进了班,想了想这些经历,有些倦意,但写下这些流水账,用了三十分钟左右的时间。

至于爱情,那曾经让我自欺欺人爱上好一阵子的女孩越来越不符合我的要求,早已灰飞烟灭了。想事业,会不会有洪秀全的老路及如何打败美国等。

小厨房里发生过有人来找炉子的事,那是一个诈客。

外面操场上打球声喊叫声不断传来。

重振雄风

司石劝我重振雄风,我自不自信。其实那种出风头的所谓风不振也罢,我所求者,是真正的成功,而且这种成功,也将不远了。

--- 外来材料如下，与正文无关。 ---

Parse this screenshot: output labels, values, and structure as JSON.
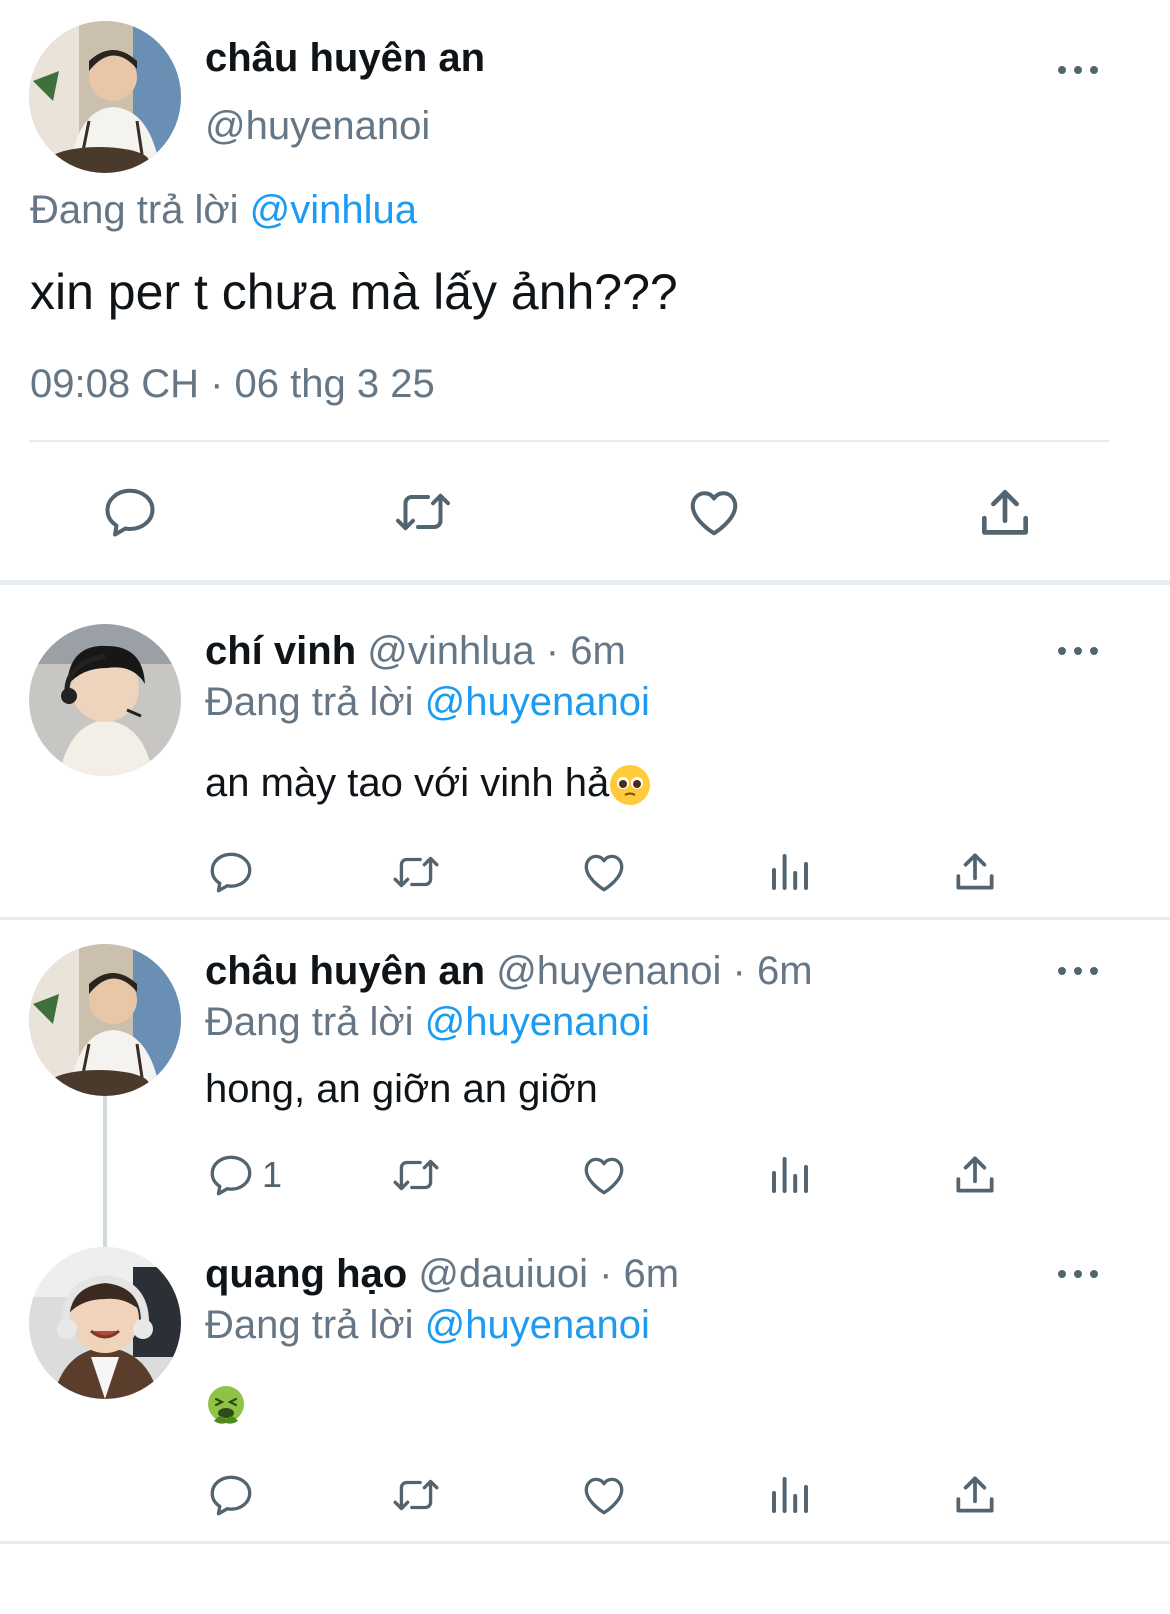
{
  "main_tweet": {
    "name": "châu huyên an",
    "handle": "@huyenanoi",
    "replying_prefix": "Đang trả lời",
    "replying_to": "@vinhlua",
    "text": "xin per t chưa mà lấy ảnh???",
    "timestamp": "09:08 CH · 06 thg 3 25"
  },
  "replies": [
    {
      "name": "chí vinh",
      "handle": "@vinhlua",
      "time": "· 6m",
      "replying_prefix": "Đang trả lời",
      "replying_to": "@huyenanoi",
      "text": "an mày tao với vinh hả",
      "emoji": "pleading-face"
    },
    {
      "name": "châu huyên an",
      "handle": "@huyenanoi",
      "time": "· 6m",
      "replying_prefix": "Đang trả lời",
      "replying_to": "@huyenanoi",
      "text": "hong, an giỡn an giỡn",
      "reply_count": "1"
    },
    {
      "name": "quang hạo",
      "handle": "@dauiuoi",
      "time": "· 6m",
      "replying_prefix": "Đang trả lời",
      "replying_to": "@huyenanoi",
      "text": "",
      "emoji": "vomiting-face"
    }
  ],
  "colors": {
    "link_blue": "#1d9bf0",
    "muted_gray": "#657786",
    "icon_gray": "#536471",
    "separator": "#e6ecf0"
  }
}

上几次考试失败了,这不仅令我伤心,也令众人失望了,王桂已经把我归入低劣之中。别人虽未另眼相看,也颇多微词。尤其几许庸眼小人已经变色不少。

我也练就了虚伪:

与一人下棋,故意让之使之赢,不亦乐乎

柳姓爷们问试卷答案所在,口吃含糊以应之,却不以手中答案相与之,不亦乐乎

每到星期日都睡大觉,而近期一改恶习却下棋,不亦乐乎

冷风吹面,冷瑟异常,心却颇畅,不亦乐乎

寻隐者不遇,见一羞怯女孩闲避,不亦快哉

做高考试卷政治历史都得一百二,不亦乐乎

不知明日如何,只是沉醉今日,不亦乐乎。

二月二十四日星期五微阴我与彭老师的故事

立春日已经过去了十多天,天气却仍然寒意逼人。

天就快黑了,放了学回寝室做饭,穿过人们搭起晾晒衣服的绳子。绳子上大大小小的衣袂在随风飘动着,每次躲躲闪闪的穿过它们,我心中都会泛起一股快意的感觉,仿佛穿过了美猴王水帘洞前的瀑布一样爽快。一抬头,看见鹏老师夫妇正在打羽毛球。他们你来我往,也颇能自得其乐。我低着头做沉思状,并且默默地快速的走过他们。

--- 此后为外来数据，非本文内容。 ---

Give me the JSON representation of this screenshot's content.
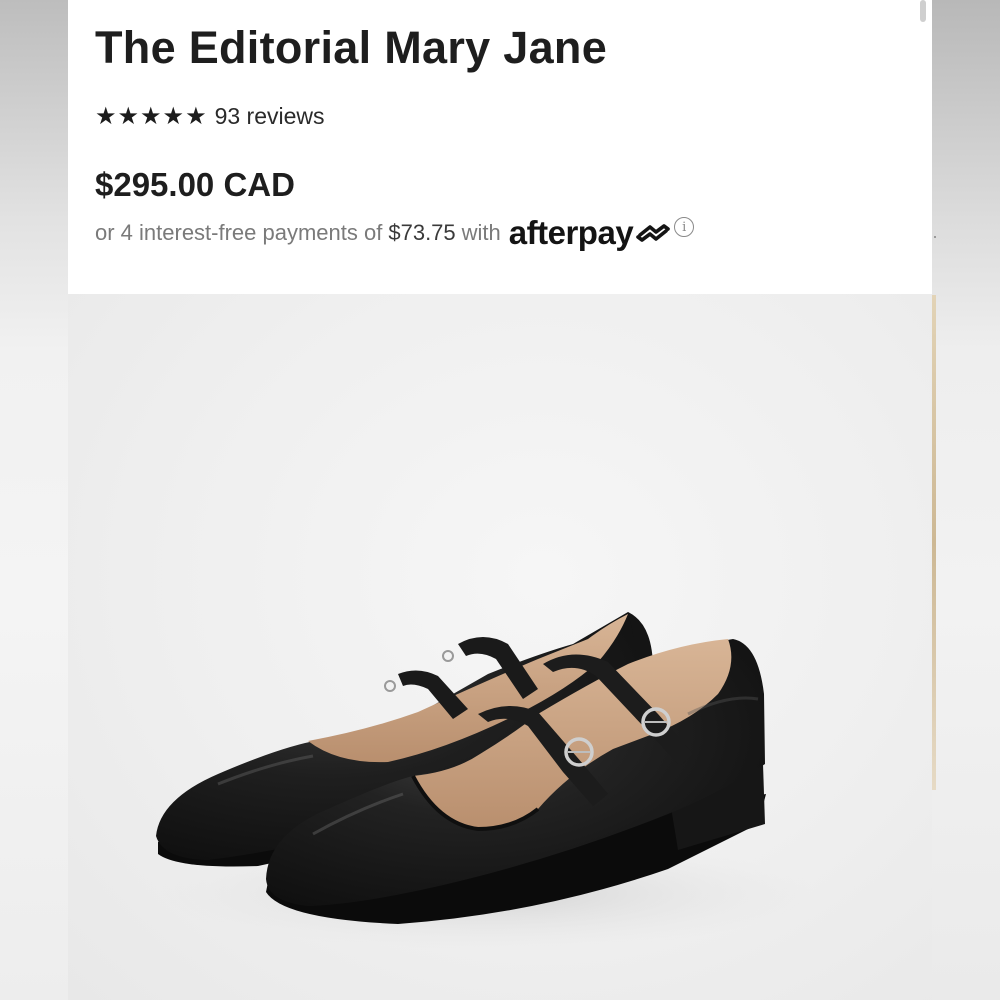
{
  "product": {
    "title": "The Editorial Mary Jane",
    "rating": {
      "stars": 5,
      "star_glyph": "★",
      "review_count_text": "93 reviews"
    },
    "price": "$295.00 CAD",
    "installments": {
      "prefix": "or 4 interest-free payments of",
      "amount": "$73.75",
      "suffix": "with",
      "provider": "afterpay",
      "provider_icon": "afterpay-arrows-icon",
      "info_icon": "info-icon",
      "info_glyph": "i"
    }
  },
  "image": {
    "subject": "black-leather-mary-jane-shoes-pair"
  },
  "colors": {
    "text_primary": "#1e1e1e",
    "text_muted": "#7a7a7a",
    "panel_bg": "#ffffff",
    "image_bg": "#efefef",
    "leather": "#1f1f1f",
    "lining": "#c9a584"
  }
}
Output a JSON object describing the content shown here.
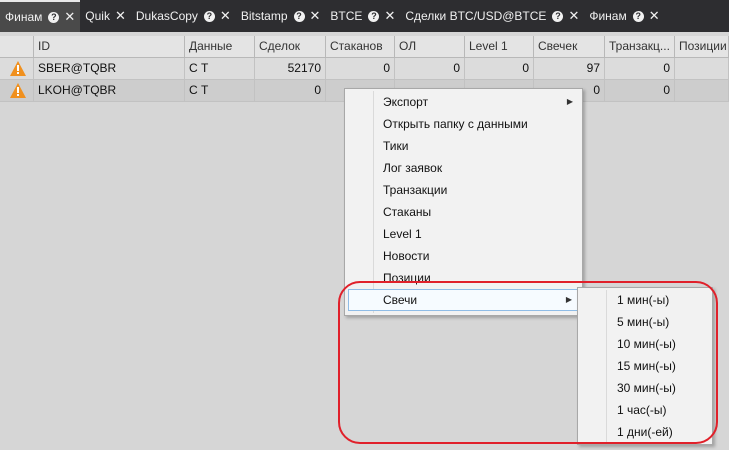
{
  "tabs": [
    {
      "label": "Финам",
      "active": true,
      "has_help": true
    },
    {
      "label": "Quik",
      "active": false,
      "has_help": false
    },
    {
      "label": "DukasCopy",
      "active": false,
      "has_help": true
    },
    {
      "label": "Bitstamp",
      "active": false,
      "has_help": true
    },
    {
      "label": "BTCE",
      "active": false,
      "has_help": true
    },
    {
      "label": "Сделки BTC/USD@BTCE",
      "active": false,
      "has_help": true
    },
    {
      "label": "Финам",
      "active": false,
      "has_help": true
    }
  ],
  "table": {
    "columns": [
      "",
      "ID",
      "Данные",
      "Сделок",
      "Стаканов",
      "ОЛ",
      "Level 1",
      "Свечек",
      "Транзакц...",
      "Позиции"
    ],
    "rows": [
      {
        "status_icon": "warning-icon",
        "id": "SBER@TQBR",
        "data": "С Т",
        "trades": "52170",
        "books": "0",
        "ol": "0",
        "level1": "0",
        "candles": "97",
        "transactions": "0",
        "positions": ""
      },
      {
        "status_icon": "warning-icon",
        "id": "LKOH@TQBR",
        "data": "С Т",
        "trades": "0",
        "books": "",
        "ol": "",
        "level1": "",
        "candles": "0",
        "transactions": "0",
        "positions": ""
      }
    ]
  },
  "context_menu": {
    "items": [
      {
        "label": "Экспорт",
        "submenu": true
      },
      {
        "label": "Открыть папку с данными",
        "submenu": false
      },
      {
        "label": "Тики",
        "submenu": false
      },
      {
        "label": "Лог заявок",
        "submenu": false
      },
      {
        "label": "Транзакции",
        "submenu": false
      },
      {
        "label": "Стаканы",
        "submenu": false
      },
      {
        "label": "Level 1",
        "submenu": false
      },
      {
        "label": "Новости",
        "submenu": false
      },
      {
        "label": "Позиции",
        "submenu": false
      },
      {
        "label": "Свечи",
        "submenu": true,
        "highlighted": true
      }
    ]
  },
  "candles_submenu": {
    "items": [
      "1 мин(-ы)",
      "5 мин(-ы)",
      "10 мин(-ы)",
      "15 мин(-ы)",
      "30 мин(-ы)",
      "1 час(-ы)",
      "1 дни(-ей)"
    ]
  },
  "colors": {
    "tab_bar": "#2d2d30",
    "highlight_border": "#8fbce6",
    "annotation": "#e0202a",
    "warning": "#f0901e"
  }
}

彭老师高二时带过我一学年化学课,而且上课的时候因为误会我逃课而跟我起过冲突。也许在他的印象里,我一直是一个坏学生,而且永远如此。

虽然是带课,本可有可无,初一涉步教育事业的彭老师却特别认真。他是外地人,毕业后听说之中了太中某种特别的宣传被“赚”来的。他说话是外地口音,我们很难听懂,后来他努力的改变自己的说话方式,才使我们听得比较明白。作业他是严格的布置和修改的,这和其他副科老师的态度很是不同——他们大都敷衍了事或根本就没作业。彭老师练就了一笔刚硬的字,黑统统的脸膛常很严肃,不苟言笑,这表示他是一个正直的人。他对班级纪律特别严格,也就因为此,才会跟我起了冲突。他曾得罪了班里那几个赖孩子,隐约中听他们议论说要“治”他。

也就因为他严于纪律,便与我之间发生了一件不愉快的事。

那天刚一响过上课铃,彭老师就走进了教室,与平时不同的是,他没有急于开始上课,而是在那里询问道:“上一节课谁没有来,站起来”

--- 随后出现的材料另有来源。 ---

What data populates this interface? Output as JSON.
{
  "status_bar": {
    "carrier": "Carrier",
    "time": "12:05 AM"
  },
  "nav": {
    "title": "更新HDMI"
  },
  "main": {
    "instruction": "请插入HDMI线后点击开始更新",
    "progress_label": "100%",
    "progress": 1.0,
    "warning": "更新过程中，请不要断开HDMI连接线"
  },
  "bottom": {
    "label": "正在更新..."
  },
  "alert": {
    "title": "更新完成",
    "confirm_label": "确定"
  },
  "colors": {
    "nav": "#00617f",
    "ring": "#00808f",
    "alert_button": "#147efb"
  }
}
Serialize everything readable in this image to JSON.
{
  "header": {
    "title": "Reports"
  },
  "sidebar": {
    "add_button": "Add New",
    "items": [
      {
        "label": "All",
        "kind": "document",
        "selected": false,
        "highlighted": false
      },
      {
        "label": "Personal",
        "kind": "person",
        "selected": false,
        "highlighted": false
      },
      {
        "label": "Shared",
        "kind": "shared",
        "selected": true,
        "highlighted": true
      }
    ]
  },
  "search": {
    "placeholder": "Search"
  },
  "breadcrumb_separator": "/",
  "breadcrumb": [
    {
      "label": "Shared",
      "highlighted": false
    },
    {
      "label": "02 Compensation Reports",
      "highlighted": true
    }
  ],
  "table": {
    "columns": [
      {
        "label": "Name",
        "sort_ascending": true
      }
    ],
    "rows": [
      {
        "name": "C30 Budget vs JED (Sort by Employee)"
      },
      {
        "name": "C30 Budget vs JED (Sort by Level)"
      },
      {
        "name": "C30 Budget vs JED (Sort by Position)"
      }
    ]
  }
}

我觉得什么地方怪怪的,但心里想:“反正我上次来了,不关我的事”,就扭头向班里去搜寻,看有没有站起来的。

“还向一边看,”是彭老师那难以听得懂的声音,“就是那个。”

我发现他在向自己这边看,但仍然没有想到他会是指自己。他仍然盯着我这边,并且向我走来,我以为他来揪身后的同学了,因为记忆中后边的桌子上一节课没人。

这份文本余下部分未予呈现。